FRANCESCO XANTO AVELLI: LA QUESTIONE DELLA FIRMA
I pittori di maioliche in età rinascimentale raramente firmavano i piatti che decoravano, dunque Francesco Xanto Avelli è una sorta di eccezione proprio per il grande numero di pezzi che ha firmato, corredandoli inoltre della datazione.
Xanto è inoltre un caso degno di un’attenzione particolare proprio per l’evoluzione del suo modo di firmarsi, e in effetti molto è stato dibattuto e ipotizzato.
Osservando il retro delle sue opere si può constatare una certa evoluzione nel modo di firmarsi: in età giovanile è solito porre un monogramma “y/Ø”, riscontrabile nelle maioliche dipinte entro il 1530, che è un anno cruciale in quanto da questo momento indica le proprie iniziali, ma soprattutto il luogo in cui si trova, ovvero il vivace centro di Urbino. L’identificazione del maestro che si firma con la sigla “y/Ø” con Francesco Xanto Avelli è avvenuto proprio per ragioni stilistiche, grazie ad un attento studio e conseguente meticolosa osservazione del catalogo dell’artista rodigino. Il colore è sempre intenso e con forti contrasti, i personaggi ritratti esprimono grande potenza e vigore fisico, le figure hanno contorni ben definiti come pure sono modellate conferendo grande plasticità.
In età giovanile, dunque entro il 1530, Xanto però si firma anche in altro modo, con le iniziali “F.R.”: si tratta di una questione davvero spinosa che ha stimolato l’attenzione di molteplici studiosi, tra i quali però si distingue sicuramente Bernard Rackham il quale appunto riporta d’aver isolato un gruppo di maioliche riportanti sul retro la firma “F.R.” o “F.L.R.”, datati tra il 1522 ed il 1529, iniziali che andrebbero dunque sciolte con “Francesco Rovigiese”.

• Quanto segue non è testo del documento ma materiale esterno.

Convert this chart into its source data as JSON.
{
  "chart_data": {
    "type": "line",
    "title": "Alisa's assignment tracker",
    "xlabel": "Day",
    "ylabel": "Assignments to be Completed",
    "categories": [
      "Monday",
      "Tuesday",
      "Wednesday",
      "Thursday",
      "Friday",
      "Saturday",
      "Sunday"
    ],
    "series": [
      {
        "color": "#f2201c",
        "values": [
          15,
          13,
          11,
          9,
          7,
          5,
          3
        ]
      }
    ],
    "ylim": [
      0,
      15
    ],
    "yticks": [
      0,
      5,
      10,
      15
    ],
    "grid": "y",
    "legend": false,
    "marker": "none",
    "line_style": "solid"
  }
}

Dal 1530, in età matura, e quindi quando ormai ha raggiunto una certa fama come decoratore e dunque un conseguente affrancamento da quello che poteva essere il suo capo bottega, il quale sembrerebbe essere Maestro Giorgio da Gubbio, sono pervenuti fino a noi pezzi che recano la marca di Francesco Xanto Avelli in diverse varianti. Un ragionamento di questo tipo trova riscontro anche nei documenti che ci sono rimasti, in quanto proprio il 07 Agosto 1530 «Franciscum de Ruigho», insieme ad altri artisti, avanzano una protesta circa il salario percepito, dunque potrebbe essere un’azione in seguito alla fama che il maestro iniziava ad avere nel ducato di Francesco Maria della Rovere. Pertanto: il simbolo “y/Ø” poteva essere apposto da un semplice collaboratore o assistente all’interno delle dinamiche di bottega, ma le iniziali del nome stanno ad indicare un certo cambiamento nonché evoluzione.

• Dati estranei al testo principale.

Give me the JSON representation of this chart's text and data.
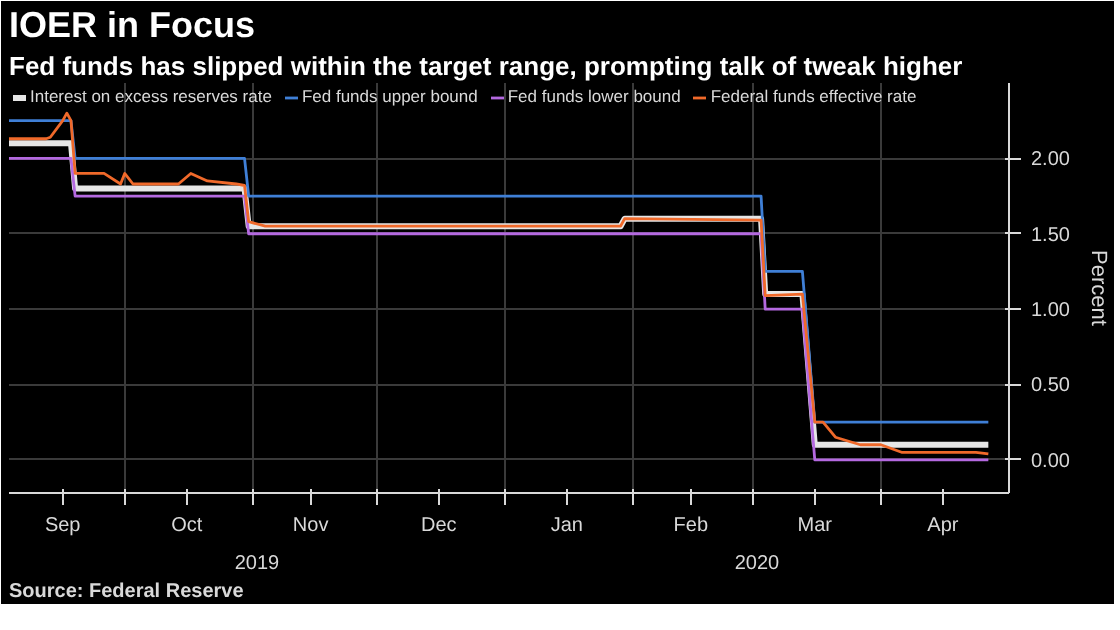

Al gruppo di maioliche recanti la firma per esteso o l’acronimo del maestro appartiene il maggior numero di pezzi, che vanno inevitabilmente accostati ai piatti recanti la firma “F.R.”: ci si accorgerà di piccole, quasi impercettibili, differenze di stile, in quanto i colori si fanno meno cupi, gli accenti sono posti sui toni caldi, in particolar modo l’arancio, che vengono esaltati mediante contrasto con i toni freddi, che nello specifico sono il verde smeraldo ma soprattutto il turchino.
Come si diceva più sopra, il 1530 è una data di rilevante importanza: è proprio da quest’anno che Xanto accompagna nella propria firma anche la città di Urbino, indicando dunque la sua presenza nel ducato di Francesco Maria della Rovere. La prima traccia si riscontra proprio in una delle maioliche conservate a Milano in cui appunto si legge: «f.x.a.r. / i Urbino.» insieme all’anno «.1530».
Da questo momento in poi, dunque la piena maturità della parabola artistica di Xanto, il maestro ama accompagnare la propria firma certamente con l’indicazione del luogo in cui è stato accolto, ma soprattutto è di grande interesse che egli continuasse a ricordare il suo luogo di origine, di qui i vari “rovigiese”, “rov:” o “da Rovigo”, forse proprio per non abbandonare mai, nemmeno con il cuore, la patria che gli diede i natali.